PerkinElmer, focused on the health and safety of people and the environment, has launched a new Lance Ultra cAMP Detection Kit for screening and profiling of G-protein coupled receptors (GPCRs) as tools in the search for potential therapeutics.
PerkinElmer said that the Lance Ultra kit offers three times the sensitivity using at least 80% fewer cells than other kits currently on the market. The new Lance assay has been used for high throughput screening and profiling of GPCRs. The new kit facilitates pharmacological studies of challenging receptors involved in several diseases, including cancer and inflammatory, metabolic and neurodegenerative disorders.

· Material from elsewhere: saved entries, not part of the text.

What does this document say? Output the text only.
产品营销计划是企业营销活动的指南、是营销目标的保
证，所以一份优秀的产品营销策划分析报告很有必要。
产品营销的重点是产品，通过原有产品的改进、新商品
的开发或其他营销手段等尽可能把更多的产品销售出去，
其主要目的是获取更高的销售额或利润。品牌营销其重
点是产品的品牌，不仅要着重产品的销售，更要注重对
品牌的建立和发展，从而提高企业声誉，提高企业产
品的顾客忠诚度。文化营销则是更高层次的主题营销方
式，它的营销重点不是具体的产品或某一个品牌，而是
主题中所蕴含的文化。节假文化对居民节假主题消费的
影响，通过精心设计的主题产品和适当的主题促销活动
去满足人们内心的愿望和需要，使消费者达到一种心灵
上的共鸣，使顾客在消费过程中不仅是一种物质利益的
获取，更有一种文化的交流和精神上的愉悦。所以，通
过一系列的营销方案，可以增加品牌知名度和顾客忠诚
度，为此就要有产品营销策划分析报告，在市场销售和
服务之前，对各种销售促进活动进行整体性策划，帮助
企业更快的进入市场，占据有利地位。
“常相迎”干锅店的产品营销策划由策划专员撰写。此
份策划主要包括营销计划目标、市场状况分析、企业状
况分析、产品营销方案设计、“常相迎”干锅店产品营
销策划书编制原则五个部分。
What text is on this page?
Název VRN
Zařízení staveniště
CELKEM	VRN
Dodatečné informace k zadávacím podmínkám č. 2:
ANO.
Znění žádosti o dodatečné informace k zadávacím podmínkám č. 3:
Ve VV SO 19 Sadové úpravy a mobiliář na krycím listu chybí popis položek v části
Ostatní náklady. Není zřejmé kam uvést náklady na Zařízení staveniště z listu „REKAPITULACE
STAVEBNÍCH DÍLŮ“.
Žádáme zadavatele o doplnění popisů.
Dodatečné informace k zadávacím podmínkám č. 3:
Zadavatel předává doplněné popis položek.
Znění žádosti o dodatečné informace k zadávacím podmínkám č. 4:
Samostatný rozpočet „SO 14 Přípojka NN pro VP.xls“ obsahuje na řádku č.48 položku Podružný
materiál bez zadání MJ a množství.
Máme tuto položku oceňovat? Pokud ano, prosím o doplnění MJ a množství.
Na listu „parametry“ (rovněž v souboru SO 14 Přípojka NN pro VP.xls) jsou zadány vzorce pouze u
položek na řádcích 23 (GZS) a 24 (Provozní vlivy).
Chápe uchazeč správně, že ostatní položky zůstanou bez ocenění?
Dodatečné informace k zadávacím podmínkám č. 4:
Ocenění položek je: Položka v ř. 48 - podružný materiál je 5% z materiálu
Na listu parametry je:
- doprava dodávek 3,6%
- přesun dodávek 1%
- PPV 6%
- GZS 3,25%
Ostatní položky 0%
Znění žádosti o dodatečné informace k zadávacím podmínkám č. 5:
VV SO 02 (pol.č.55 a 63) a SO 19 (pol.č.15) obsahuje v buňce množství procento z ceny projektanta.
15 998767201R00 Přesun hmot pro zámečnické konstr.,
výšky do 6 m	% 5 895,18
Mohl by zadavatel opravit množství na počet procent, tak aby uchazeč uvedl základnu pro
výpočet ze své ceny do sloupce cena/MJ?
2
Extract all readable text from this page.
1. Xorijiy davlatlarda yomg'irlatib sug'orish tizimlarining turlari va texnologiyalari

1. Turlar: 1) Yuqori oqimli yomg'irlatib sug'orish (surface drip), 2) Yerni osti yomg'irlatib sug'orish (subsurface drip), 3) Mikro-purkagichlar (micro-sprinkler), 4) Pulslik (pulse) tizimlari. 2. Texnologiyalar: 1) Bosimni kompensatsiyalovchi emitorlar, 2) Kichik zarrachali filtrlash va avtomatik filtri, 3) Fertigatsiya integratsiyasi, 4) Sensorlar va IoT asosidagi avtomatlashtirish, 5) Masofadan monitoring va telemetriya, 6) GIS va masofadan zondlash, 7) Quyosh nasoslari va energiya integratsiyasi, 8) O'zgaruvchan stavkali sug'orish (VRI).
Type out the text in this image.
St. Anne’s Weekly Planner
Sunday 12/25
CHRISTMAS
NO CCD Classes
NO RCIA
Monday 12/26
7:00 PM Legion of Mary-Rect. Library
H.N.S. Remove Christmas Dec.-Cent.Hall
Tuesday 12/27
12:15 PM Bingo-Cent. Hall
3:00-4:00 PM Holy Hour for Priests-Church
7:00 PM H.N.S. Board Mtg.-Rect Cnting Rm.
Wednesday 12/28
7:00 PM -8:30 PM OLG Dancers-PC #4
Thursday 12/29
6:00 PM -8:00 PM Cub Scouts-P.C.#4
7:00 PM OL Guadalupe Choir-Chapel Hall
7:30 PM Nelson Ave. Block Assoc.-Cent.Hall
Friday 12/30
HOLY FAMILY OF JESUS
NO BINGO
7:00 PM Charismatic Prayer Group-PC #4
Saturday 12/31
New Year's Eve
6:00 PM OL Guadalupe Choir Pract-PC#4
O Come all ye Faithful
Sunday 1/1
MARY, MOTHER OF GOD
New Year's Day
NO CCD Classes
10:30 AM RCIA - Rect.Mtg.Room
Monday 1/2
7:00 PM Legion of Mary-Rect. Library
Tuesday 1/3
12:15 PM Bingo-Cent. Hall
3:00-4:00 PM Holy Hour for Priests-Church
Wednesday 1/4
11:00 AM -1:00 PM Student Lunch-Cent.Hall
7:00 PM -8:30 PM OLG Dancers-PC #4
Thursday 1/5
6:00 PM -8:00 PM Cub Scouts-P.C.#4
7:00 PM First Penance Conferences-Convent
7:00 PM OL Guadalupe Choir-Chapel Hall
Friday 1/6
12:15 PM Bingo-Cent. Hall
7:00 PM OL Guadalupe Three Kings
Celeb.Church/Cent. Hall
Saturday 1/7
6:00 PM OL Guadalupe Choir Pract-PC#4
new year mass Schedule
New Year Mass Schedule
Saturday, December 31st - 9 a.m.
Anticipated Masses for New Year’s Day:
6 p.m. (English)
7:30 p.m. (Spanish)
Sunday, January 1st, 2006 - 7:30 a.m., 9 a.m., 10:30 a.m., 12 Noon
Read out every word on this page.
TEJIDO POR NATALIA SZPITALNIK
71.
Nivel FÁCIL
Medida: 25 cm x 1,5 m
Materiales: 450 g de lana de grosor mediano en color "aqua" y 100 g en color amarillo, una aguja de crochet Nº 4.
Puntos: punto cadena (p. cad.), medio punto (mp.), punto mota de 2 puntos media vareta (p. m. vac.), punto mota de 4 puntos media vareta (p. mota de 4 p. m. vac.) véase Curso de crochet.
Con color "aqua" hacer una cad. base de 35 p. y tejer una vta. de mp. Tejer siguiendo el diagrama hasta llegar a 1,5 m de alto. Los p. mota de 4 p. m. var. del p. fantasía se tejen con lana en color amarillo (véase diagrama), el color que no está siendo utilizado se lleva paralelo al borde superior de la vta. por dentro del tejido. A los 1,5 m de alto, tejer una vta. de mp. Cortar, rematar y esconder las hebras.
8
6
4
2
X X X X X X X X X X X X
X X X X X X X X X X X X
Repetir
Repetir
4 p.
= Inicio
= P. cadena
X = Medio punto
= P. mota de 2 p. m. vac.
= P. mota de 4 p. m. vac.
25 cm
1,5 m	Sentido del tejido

The increased sensitivity of the Lance Ultra cAMP Detection Kit enables scientists to detect low levels of cAMP without the need to re-engineer cell lines, saving time and resources. The assay uses a simple and proven TR-FRET protocol for easy and precise adoption in a range of HTS applications, including 1,536-well formats. The new kit maximizes signal stability and provides new insights into GPCRs, as many high throughput assays fail to generate reproducible data when cAMP levels are very low.
According to the company, Lance Ultra utilizes PerkinElmer’s ULight emission dye, for high efficiency and signal-to-noise ratios. Lance Ultra is optimized for use in high throughput and ultra high throughput screening applications for detection and analysis of protein activity for research purposes.
Martina Bielefeld-Sevigny, vice president and general manager of drug discovery and research reagent solutions, bio-discovery at PerkinElmer, said: “As the drug discovery processes continue to evolve, there is an increased demand for more sensitive methods of measuring responses to GPCRs, which currently form over 40% of all drug targets.
“We’ve addressed this need with the new Lance Ultra cAMP detection kit. Researchers can take advantage of a wider assay window and dynamic range that provides for more accurate results, even when miniaturizing protocols for the most ‘difficult to screen’ targets, including Gi-coupled GPCR antagonist assays.”